The statement is not true in the generality wanted from the inquirer. Let $V$ be a finite dimensional $K$ vector space with $p=\operatorname{char}(K)>0$ and $P_1:V \to V$ any non-zero projection. Now let $$n \equiv 0 \mod p$$ or $$n \equiv 1 \mod p.$$ We definite $P_j := P_1$ for $2 \le j \le n$. The projections are not orthogonal if $n>1$ since $P_iP_j=P_1$ (independent of $i$ and $j$).

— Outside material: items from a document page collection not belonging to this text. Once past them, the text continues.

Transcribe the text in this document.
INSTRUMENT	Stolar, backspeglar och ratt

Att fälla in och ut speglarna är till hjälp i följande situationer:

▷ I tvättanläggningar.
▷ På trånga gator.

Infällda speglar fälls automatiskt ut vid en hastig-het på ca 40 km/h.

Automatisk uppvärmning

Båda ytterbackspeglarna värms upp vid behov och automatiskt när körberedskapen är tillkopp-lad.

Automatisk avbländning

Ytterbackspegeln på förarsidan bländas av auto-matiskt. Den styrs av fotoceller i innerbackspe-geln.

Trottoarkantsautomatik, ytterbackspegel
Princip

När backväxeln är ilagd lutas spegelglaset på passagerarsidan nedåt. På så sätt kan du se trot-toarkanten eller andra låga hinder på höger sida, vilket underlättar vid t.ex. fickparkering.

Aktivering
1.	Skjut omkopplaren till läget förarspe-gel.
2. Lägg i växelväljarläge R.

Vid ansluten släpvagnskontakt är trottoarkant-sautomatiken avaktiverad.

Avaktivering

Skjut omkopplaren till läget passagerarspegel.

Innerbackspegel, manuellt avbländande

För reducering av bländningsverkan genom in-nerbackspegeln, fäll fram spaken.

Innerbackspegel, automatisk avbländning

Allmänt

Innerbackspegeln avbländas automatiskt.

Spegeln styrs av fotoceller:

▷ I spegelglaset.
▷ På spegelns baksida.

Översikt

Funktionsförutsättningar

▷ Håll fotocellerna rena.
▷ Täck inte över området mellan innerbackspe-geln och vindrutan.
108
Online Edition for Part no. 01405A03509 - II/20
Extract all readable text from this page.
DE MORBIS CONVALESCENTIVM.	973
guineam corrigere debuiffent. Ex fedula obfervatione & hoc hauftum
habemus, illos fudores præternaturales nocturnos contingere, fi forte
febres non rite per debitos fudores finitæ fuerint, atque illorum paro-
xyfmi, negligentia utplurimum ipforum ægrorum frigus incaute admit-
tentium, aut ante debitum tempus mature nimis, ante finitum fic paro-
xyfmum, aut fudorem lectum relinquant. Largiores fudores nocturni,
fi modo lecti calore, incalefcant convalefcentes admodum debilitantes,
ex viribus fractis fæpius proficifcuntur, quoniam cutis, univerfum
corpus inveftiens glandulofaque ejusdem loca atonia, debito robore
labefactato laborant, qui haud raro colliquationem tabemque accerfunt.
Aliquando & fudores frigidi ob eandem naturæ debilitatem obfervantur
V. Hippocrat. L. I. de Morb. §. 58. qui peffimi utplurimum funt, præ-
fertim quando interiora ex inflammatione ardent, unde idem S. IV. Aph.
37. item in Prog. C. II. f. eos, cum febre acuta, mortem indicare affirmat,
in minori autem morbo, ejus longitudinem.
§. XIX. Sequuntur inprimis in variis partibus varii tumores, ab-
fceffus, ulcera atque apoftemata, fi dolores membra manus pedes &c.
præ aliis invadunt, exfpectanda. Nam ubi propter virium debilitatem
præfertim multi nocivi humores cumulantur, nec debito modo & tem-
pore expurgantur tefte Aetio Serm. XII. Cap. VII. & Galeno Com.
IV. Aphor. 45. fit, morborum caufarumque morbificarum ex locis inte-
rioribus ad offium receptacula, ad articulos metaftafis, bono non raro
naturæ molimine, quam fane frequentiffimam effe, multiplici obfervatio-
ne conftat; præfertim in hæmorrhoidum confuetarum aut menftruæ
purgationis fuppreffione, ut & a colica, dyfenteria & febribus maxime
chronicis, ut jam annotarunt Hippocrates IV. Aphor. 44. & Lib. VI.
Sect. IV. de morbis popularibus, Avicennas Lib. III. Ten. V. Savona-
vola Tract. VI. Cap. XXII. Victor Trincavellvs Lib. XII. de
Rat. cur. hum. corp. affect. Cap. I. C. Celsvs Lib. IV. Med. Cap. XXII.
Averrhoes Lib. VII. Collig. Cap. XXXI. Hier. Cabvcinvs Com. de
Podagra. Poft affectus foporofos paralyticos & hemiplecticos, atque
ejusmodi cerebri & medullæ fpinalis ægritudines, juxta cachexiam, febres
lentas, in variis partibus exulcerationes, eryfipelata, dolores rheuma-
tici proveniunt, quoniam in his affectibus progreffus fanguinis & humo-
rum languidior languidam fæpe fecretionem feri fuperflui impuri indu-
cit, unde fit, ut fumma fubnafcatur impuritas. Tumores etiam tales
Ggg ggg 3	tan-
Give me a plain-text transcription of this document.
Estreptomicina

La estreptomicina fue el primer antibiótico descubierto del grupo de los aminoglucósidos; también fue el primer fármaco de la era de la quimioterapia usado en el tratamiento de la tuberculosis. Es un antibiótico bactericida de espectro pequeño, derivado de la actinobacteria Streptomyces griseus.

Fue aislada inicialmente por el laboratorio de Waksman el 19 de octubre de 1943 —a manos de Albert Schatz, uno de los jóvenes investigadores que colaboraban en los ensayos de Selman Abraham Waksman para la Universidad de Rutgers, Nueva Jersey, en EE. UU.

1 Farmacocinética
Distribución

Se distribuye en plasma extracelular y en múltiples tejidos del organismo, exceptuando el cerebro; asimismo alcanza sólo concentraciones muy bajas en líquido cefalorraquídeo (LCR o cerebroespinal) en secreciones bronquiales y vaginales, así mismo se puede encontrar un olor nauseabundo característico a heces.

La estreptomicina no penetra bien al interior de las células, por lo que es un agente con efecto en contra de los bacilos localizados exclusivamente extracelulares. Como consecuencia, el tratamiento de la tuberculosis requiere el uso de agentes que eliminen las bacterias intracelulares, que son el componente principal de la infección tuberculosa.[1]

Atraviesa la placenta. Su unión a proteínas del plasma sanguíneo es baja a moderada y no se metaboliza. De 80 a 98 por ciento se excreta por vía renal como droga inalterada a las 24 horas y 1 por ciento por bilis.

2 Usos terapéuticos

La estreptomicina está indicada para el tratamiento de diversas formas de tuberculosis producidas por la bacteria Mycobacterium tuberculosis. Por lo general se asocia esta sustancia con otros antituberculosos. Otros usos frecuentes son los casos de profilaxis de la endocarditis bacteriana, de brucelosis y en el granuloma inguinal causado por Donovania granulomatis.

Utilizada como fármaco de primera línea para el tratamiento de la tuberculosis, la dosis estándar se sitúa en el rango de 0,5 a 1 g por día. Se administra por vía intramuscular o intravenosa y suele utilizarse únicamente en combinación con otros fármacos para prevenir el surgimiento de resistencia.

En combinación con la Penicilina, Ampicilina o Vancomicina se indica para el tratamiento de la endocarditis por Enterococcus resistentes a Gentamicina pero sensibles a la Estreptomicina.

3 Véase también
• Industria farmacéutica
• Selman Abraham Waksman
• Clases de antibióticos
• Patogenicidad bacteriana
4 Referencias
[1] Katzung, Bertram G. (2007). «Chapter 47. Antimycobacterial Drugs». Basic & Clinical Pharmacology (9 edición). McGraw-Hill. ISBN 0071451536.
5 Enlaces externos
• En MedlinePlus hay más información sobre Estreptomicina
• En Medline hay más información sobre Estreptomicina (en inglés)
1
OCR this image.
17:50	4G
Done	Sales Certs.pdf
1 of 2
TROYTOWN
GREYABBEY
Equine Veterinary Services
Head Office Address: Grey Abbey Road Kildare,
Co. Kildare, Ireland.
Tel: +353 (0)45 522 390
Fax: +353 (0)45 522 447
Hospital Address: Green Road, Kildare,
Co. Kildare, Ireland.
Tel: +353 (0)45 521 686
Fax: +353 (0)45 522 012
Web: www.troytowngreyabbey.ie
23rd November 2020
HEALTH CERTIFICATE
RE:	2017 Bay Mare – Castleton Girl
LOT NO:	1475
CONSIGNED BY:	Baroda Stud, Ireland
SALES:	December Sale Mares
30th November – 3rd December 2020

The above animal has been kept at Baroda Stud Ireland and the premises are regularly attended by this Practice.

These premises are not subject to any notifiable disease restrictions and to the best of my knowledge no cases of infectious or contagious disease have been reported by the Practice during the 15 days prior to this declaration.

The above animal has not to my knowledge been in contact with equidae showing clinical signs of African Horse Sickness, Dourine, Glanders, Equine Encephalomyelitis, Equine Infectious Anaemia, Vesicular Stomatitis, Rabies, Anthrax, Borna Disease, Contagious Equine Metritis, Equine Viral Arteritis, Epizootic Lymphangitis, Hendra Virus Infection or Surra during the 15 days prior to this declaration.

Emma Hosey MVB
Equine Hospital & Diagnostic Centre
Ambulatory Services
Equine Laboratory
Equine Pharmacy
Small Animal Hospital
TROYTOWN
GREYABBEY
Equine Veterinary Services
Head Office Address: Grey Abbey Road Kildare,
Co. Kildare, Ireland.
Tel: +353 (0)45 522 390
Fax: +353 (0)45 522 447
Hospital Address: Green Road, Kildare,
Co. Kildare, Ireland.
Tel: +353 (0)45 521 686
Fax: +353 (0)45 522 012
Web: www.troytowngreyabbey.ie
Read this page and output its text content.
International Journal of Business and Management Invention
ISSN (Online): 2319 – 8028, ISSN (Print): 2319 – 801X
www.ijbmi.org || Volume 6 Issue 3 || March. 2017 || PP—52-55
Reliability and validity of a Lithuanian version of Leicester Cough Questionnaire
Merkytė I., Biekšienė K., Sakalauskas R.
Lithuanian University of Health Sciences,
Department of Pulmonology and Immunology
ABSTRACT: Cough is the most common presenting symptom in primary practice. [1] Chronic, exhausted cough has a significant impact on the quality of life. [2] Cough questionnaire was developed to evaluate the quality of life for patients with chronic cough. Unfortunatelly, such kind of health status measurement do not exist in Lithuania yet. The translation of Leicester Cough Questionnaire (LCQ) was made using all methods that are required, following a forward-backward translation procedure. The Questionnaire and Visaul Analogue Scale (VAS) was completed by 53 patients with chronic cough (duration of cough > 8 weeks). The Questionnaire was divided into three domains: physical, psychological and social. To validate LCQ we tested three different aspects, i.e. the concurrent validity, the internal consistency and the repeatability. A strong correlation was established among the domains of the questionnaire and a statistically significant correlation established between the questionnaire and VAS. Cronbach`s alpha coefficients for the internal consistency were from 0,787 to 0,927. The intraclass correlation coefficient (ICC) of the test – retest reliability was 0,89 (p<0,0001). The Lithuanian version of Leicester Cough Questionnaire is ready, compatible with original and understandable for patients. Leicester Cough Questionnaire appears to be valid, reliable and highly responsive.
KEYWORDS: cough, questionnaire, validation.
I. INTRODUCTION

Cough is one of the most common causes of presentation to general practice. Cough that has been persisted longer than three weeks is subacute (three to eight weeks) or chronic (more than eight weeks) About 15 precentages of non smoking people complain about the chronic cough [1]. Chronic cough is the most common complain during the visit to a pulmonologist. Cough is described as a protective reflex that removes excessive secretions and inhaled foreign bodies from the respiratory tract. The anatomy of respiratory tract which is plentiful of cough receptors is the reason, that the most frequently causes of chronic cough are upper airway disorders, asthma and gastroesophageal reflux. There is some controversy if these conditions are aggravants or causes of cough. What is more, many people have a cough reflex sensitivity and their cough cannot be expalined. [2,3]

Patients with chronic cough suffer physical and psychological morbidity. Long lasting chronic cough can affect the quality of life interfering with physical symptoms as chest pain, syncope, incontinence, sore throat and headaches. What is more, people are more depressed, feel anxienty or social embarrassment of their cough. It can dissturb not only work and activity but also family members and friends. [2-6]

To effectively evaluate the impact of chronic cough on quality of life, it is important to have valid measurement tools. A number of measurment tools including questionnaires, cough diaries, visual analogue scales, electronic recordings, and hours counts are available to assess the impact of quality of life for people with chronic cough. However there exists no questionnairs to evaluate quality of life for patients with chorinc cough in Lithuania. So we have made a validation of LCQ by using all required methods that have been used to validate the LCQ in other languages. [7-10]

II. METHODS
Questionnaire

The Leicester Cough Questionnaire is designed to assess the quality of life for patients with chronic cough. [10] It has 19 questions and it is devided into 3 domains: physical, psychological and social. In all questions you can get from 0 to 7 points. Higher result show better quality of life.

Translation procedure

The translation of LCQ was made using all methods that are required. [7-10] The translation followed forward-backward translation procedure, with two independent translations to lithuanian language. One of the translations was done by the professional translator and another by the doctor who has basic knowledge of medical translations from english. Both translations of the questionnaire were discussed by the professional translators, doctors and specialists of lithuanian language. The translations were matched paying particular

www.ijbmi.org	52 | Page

But $$P := \sum_{j=1}^n P _j = nP_1$$ is always a projections since in the $p \mid n$ case we have $P=0$ and in the other case we have $P=P_1$.

In particular this shows that for $p=2$ it doesn't work for a single $n>1$ since every $n \equiv 0,1 \pmod 2$.

Edit: Actually, a little adaptation turns it into a counter-example for every $n>p$ (this is the case the inquirer was interested in). Simply definie $P_j:=P_1$ for $2 \le j \le p+1$ and $P_j:=0$ for $j > p+1$. Then you get always $P=P_1$ and you always have that $P_1$ and $P_2$ are not orthogonal.

Summary: So all finite characterstics are completely out. For $p=0$ you have already a proof in the finite dimensional case and for infinite dimension even $n=3$ doesn't work (that was pointed out in the comments). If $n=3$ doesn't work, any bigger $n$ doesn't work by the same trick I did above. So the questions seems fully answered.